Z TOMASZEM MARKOWSKIM, aktywistą na rzecz walki z HIV/AIDS, uczestnikiem kampanii społecznej „Żyję z HIV”, rozmawia Mariusz Kurc

fot. Jacek Sikorski

Ludzi, którzy w Polsce publicznie powiedzieli, że żyją z HIV pod nazwiskiem i ze zdjęciem można policzyć na palcach. To najdobitniej pokazuje, z jaką stygmatyzacją nadal wiąże się HIV/AIDS. Ty jesteś jednym z tej garstki publicznie wyoutowanych. Od października zeszłego roku prowadzisz na Instagramie profil Pozytywnie o HIV, a teraz, w czerwcu, wziąłeś udział w kampanii społecznej Żyję z HIV. Jak zostałeś aktywistą?

Miałem kilka etapów akceptacji swojego zakażenia HIV: od chęci nabywania wiedzy, w której miałem spore braki, poprzez terapię, aż po założenie kanału edukacyjnego na IG. A jednym z etapów było nadanie mojemu wirusowi imienia.

Imienia?

Tak.
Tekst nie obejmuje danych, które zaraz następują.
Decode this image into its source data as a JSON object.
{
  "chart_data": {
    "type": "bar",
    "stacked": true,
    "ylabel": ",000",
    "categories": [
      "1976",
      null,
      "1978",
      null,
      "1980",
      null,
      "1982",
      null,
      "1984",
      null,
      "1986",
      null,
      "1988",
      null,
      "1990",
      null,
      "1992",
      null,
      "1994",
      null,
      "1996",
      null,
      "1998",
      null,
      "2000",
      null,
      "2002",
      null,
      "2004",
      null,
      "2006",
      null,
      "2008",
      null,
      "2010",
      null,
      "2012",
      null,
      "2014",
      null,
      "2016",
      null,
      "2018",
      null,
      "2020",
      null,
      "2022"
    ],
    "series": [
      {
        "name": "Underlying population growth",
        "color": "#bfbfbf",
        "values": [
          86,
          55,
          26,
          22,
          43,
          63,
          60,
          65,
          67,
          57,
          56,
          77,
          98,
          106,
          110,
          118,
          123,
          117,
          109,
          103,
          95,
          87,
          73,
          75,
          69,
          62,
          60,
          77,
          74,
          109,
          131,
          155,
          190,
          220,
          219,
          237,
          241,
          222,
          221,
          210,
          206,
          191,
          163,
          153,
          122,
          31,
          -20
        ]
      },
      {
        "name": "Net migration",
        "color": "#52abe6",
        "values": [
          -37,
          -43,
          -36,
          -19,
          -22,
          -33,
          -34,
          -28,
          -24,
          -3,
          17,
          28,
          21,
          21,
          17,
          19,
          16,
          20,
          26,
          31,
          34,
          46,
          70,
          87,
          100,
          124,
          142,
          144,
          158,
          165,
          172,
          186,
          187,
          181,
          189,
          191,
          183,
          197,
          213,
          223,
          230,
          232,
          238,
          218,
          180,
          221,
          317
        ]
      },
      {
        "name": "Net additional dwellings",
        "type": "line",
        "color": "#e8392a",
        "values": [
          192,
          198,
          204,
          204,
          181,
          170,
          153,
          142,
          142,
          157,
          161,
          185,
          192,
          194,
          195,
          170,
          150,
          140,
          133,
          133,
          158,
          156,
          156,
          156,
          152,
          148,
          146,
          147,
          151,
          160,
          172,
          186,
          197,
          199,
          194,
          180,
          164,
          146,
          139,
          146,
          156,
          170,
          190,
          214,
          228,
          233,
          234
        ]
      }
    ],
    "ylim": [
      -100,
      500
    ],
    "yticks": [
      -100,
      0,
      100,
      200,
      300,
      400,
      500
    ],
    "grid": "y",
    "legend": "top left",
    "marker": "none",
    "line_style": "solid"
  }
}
Chciałem go spersonifi kować i jakoś polubić albo przynajmniej przestać uważać go za wroga. Mam z nim żyć do końca życia, więc byłoby kiepsko, gdyby to była relacja antagonistyczna, prawda? Wolałbym się z nim zaprzyjaźnić. I tak się stało, nadanie imienia zadziałało. Wtedy poczułem, że okej, jest dobrze, ale brakuje mi jeszcze kropki nad i – uznałem, że ostatecznym etapem akceptacji powinno być założenie kont w mediach społecznościowych i mówienie głośno o tym, jak to jest żyć z HIV. Po pierwsze: mówienie o swoich osobistych doświadczeniach, czyli jakby mój drugi coming out (po tym gejowskim), a po drugie: edukowanie innych. Moja motywacja była zarówno egoistyczna, bo ja tego potrzebowałem, jak i altruistyczna – stała za nią chęć niesienia pomocy innym.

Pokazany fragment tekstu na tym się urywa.